Answer in units of K.
q = mass Fe x specific heat Fe x (Tfinal-Tinitial)
3990 = 29.9 x 0.449 J/g*c x (Tf - 28)
Solve for Tfinal
Post your work if you get stuck.
Yeah I'm stuck-
3990=29.9x0.449x(Tf-28)
3990=13.4251x(Tf-28)
-13.4251=-13.4252
3976.5749=Tf-28
+28=Tf +28
4004.5749=Tf
To find the final temperature of the iron, we can use the equation:
(q = mcΔT)
where:
q = heat added or removed (in this case, 3990 J)
m = mass of the sample (29.9 g)
c = specific heat capacity of iron (0.449 J/g · K)

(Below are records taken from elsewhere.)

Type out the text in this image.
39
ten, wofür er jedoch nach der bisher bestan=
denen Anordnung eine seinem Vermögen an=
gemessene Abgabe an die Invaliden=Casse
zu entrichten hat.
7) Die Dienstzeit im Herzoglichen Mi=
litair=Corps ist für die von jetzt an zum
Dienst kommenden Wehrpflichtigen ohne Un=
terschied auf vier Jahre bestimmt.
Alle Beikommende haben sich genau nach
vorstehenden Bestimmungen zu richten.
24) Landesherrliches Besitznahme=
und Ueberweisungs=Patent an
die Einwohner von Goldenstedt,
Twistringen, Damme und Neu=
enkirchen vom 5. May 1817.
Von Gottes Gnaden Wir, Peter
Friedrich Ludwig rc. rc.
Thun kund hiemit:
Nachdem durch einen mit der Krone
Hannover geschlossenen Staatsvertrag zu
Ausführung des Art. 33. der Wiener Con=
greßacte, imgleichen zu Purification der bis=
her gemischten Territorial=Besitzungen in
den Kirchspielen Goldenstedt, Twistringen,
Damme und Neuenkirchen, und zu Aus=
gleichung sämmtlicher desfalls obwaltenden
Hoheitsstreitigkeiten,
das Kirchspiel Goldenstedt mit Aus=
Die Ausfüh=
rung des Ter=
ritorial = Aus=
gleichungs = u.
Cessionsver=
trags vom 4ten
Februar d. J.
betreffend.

ΔT = change in temperature
We need to rearrange the equation to solve for ΔT:
ΔT = q / (mc)
Substituting the given values:
ΔT = 3990 J / (29.9 g * 0.449 J/g · K)
Now, we can calculate the change in temperature:
ΔT = 3990 J / (13.4351 g · K)
ΔT ≈ 297 K
Finally, to find the final temperature of the iron:
Final temperature = initial temperature + ΔT
Final temperature = 28◦C + 297 K
Note that we are adding temperatures in the Kelvin scale, as ΔT is given in Kelvin. To get the answer in Kelvin, we don't need to convert 28◦C to Kelvin since both scales use the same size degree. Therefore, the final temperature of the iron is approximately:
Final temperature ≈ 28 + 297 K
Answer: The final temperature of the iron is approximately 325 K.